Two data scopes: single-season (2024–25) data for smaller linear regression and random forest models; 15 seasons (2010–2025) to feed deep learning models.
Data & Preparation
Collected player stats and salary data from Basketball Reference. If there was a need for extra data, scrapped from other sites that provide NBA-related data.
The data prep notebook (inside GitHub link) includes codes handling data scraping, cleaning, joins, type fixes, standardization, and output CSVs ready for modeling.
Feature Selection
Reduced multicollinearity using VIF and removed low-signal features. As a result of VIF test with salary as dependent variable, Linear Regression model used a compact set of stats: PTS, AST, REB, STL, BLK, Age.
Random Forest and Deep Learning models consumed entire set of stats with scaling among variables.
Models & Training
Linear Regression baseline trained on 2024–25 data only to minimize multicollinearity.
Random Forest compared against GBM, XGBoost, and Extra Tree models; RF outperformed even before heavy tuning, then improved further with hyperparameters.
Deep Learning model (PyTorch) used a fully-connected network (50 epochs, standard scaling).
Evaluation & Results
Metrics: RMSE (absolute error in dollars) and R² (explained variance).
Linear Regression model — RMSE ≈ $9.24M, R² ≈ 0.526
Random Forest model — RMSE ≈ $4.20M, R² ≈ 0.744
Deep Learning model — RMSE ≈ $4.93M, R² ≈ 0.650 (±0.02 between runs)
Conclusion: Random Forest provides the best overall evaluation scores while remaining relatively interpretable through feature importance.

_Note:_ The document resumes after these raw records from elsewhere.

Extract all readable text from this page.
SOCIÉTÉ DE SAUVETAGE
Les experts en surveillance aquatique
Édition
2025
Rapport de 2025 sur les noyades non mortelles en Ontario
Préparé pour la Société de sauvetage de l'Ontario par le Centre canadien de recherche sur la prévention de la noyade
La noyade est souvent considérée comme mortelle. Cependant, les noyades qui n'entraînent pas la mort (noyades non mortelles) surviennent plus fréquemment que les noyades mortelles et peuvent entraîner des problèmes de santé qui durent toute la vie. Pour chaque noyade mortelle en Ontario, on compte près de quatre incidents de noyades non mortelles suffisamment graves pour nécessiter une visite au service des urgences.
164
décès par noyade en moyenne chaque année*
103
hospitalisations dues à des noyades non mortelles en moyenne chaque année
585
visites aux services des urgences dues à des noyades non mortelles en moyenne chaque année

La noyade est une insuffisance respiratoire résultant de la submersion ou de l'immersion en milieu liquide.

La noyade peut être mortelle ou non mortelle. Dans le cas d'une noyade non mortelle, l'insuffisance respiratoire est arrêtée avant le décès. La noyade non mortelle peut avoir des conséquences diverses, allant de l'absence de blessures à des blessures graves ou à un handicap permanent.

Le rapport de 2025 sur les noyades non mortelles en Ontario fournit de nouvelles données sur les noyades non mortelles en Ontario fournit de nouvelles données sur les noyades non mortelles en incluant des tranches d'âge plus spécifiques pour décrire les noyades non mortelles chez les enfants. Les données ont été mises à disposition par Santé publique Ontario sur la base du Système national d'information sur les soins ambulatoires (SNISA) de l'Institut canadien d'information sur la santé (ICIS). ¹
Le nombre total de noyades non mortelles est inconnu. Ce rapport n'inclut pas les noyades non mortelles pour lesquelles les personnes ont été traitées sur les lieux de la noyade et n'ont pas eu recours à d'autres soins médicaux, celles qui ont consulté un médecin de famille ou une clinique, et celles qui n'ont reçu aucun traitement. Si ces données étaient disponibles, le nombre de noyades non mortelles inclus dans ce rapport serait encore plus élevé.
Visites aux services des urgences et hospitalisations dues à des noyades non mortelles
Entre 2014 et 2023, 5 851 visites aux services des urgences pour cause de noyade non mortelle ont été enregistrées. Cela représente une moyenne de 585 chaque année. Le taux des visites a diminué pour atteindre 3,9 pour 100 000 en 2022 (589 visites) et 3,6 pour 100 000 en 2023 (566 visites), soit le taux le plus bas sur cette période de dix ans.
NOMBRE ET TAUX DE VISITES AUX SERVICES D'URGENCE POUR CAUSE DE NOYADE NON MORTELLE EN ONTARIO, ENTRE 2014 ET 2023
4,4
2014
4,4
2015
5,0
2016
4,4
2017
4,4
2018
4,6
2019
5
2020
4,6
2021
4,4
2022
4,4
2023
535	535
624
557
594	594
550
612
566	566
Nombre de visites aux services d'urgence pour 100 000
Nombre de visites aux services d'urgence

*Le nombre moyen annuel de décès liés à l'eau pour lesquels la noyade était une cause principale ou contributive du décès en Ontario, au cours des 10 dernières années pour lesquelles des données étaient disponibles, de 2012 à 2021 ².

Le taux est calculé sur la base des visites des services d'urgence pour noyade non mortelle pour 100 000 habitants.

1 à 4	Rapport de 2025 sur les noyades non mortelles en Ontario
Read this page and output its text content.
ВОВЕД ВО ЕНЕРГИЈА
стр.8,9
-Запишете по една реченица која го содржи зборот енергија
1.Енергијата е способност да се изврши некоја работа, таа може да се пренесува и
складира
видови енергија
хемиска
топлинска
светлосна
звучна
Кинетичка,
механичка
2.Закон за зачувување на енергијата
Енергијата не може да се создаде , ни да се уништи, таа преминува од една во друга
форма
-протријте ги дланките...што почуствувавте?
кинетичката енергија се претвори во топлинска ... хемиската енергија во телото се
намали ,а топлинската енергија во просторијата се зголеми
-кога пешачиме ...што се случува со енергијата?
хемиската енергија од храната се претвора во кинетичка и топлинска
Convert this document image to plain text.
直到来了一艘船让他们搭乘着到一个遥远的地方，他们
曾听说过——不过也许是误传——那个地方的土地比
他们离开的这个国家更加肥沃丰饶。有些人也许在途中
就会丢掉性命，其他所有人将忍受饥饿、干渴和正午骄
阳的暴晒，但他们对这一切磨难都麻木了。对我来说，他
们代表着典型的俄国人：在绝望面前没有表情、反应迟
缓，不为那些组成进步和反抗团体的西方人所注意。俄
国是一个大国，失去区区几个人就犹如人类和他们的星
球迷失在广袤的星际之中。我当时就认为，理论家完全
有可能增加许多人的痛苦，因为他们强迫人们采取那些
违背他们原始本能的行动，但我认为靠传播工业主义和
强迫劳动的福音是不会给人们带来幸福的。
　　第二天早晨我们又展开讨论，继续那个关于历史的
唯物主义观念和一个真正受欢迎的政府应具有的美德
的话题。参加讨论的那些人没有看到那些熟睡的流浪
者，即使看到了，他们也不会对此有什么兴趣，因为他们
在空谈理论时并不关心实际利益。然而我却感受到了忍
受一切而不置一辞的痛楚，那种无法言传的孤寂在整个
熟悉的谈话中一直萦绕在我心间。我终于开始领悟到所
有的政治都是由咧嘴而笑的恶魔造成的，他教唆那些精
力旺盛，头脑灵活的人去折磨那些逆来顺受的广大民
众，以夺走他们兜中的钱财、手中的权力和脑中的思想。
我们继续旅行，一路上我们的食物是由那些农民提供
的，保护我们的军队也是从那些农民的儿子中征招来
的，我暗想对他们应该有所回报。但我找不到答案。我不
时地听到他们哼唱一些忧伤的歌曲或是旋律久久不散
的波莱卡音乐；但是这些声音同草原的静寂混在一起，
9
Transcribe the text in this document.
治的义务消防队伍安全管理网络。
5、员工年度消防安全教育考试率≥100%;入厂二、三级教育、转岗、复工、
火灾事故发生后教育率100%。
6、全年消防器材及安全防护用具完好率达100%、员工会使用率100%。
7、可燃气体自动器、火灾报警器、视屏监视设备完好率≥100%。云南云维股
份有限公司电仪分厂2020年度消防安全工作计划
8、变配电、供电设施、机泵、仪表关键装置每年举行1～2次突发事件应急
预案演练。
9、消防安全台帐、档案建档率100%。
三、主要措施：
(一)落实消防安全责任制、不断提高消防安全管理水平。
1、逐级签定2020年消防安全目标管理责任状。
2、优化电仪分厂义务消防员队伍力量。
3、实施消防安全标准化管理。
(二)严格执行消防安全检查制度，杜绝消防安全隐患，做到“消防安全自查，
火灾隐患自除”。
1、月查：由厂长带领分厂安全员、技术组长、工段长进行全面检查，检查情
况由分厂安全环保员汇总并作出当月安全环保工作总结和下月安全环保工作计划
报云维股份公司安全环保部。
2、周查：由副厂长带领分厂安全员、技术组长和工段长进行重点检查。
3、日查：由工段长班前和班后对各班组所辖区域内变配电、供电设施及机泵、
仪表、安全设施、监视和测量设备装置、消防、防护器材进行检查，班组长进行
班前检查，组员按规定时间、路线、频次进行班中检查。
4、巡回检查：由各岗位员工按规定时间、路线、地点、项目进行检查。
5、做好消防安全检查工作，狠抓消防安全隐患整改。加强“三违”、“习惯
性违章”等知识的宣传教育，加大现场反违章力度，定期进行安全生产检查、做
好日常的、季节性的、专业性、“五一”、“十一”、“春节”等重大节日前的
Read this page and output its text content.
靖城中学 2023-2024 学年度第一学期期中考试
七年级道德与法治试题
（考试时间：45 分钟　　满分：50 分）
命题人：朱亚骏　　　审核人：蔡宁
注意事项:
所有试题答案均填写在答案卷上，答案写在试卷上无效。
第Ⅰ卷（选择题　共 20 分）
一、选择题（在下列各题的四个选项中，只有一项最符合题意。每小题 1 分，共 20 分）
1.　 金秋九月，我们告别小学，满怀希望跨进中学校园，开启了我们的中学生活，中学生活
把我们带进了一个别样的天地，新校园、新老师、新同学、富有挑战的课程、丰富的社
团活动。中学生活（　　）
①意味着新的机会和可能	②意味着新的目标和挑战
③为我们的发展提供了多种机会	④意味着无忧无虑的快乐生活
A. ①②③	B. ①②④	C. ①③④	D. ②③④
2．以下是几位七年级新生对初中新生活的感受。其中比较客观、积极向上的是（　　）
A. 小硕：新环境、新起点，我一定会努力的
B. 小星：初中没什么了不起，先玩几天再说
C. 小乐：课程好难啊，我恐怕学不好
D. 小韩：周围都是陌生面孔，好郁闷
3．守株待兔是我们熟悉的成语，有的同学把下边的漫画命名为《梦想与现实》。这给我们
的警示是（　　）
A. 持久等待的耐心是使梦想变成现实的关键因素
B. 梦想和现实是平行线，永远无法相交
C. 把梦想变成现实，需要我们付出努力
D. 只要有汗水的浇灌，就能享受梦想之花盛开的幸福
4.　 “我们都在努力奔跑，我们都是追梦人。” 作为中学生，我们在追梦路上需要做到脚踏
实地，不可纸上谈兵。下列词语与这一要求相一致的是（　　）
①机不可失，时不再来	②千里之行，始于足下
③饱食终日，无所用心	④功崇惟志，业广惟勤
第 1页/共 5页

Sample Predictions & Reproducibility
Python 3.8+ with pandas, numpy, matplotlib, seaborn, scikit-learn, xgboost, plotly, torch.
Run instructions: download `data/` and `notebooks/` inside GitHub link, open a notebook based on preferred model (LR/RF/DL), and execute the final Prediction Function cell.
Each notebook includes a prediction function to query by player name; example narrative outputs for Harden, LeBron, and Ty Jerome are shown in the figure.